Она немного успокоилась, даже покаялась.
— Я, конечно, тогда не сдержалась, — со всей правдивостью призналась она, — брякнула дирехтору с парторгом, что они хуже фашистов. Ну уж так получилось, в сердцах. Но я ничего не боюсь, — заявила твердо, — пусть хочь сажают. От слов своих не отрекусь. — А нам пояснила — смягчившись, доверительно: — Мне-то что вспомнилось, когда от обиды разум помутнел? Война. Мы в оккупации оказались. Так те гады и то, бывалоча, понимали.

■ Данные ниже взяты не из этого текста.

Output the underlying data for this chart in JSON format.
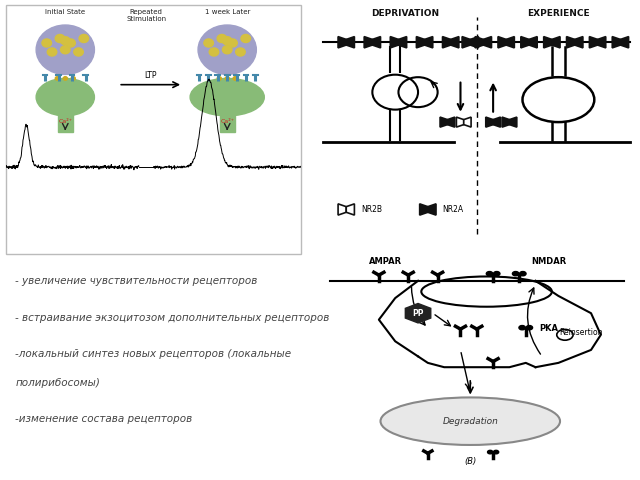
{
  "background_color": "#ffffff",
  "text_lines": [
    "- увеличение чувствительности рецепторов",
    "",
    "- встраивание экзоцитозом дополнительных рецепторов",
    "",
    "-локальный синтез новых рецепторов (локальные",
    "полирибосомы)",
    "",
    "-изменение состава рецепторов"
  ],
  "text_color": "#444444",
  "ltp_label": "LTP",
  "initial_state_label": "Initial State",
  "repeated_label": "Repeated\nStimulation",
  "week_label": "1 week Later",
  "deprivation_label": "DEPRIVATION",
  "experience_label": "EXPERIENCE",
  "nr2b_label": "NR2B",
  "nr2a_label": "NR2A",
  "ca2_label": "Ca²⁺",
  "ampar_label": "AMPAR",
  "nmdar_label": "NMDAR",
  "reinsertion_label": "Reinsertion",
  "degradation_label": "Degradation",
  "pp_label": "PP",
  "pka_label": "PKA",
  "b_label": "(B)"
}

— У меня старшая сестра померла. В ноябре сорок первого, — рассказывала. — От тифа, семнадцати не исполнилось. Ну, похоронили мы ее, а мать самогон затеялась варить, чтобы помянуть чин по чину. А тут эти входят — пятеро, да здоровенные все, под потолок, и главный из них обрадовался, аж руки потирает: «О, матка, шнапс! Карашо, зер гут». И уже кружку протягивает. А мать ему со слезами: «Пан, паненка померла», — и руки крестом на груди складывает. Так ведь понял! Хоть и басурман, а понял. Пошли, говорит по-своему, и ни капли не потребовал.
— А эти, бляха, хуже! — опять взорвалась она. — Жить не давали и теперь не дают. Не было ее, жизни, и нету. Пусть меня хочь сажают, а я все тоже скажу. Потому что нельзя мне без коровы. Вон скосила полянку, а будто украла. Будто приворовываю у государства. Вроде нет у меня прав, запрещено мне. Вроде преступница я. Разве не так? А травы во‑о‑на сколько, только коси. А нельзя! Как же это так? Пусть погибает, под зиму уходит, так, что ли?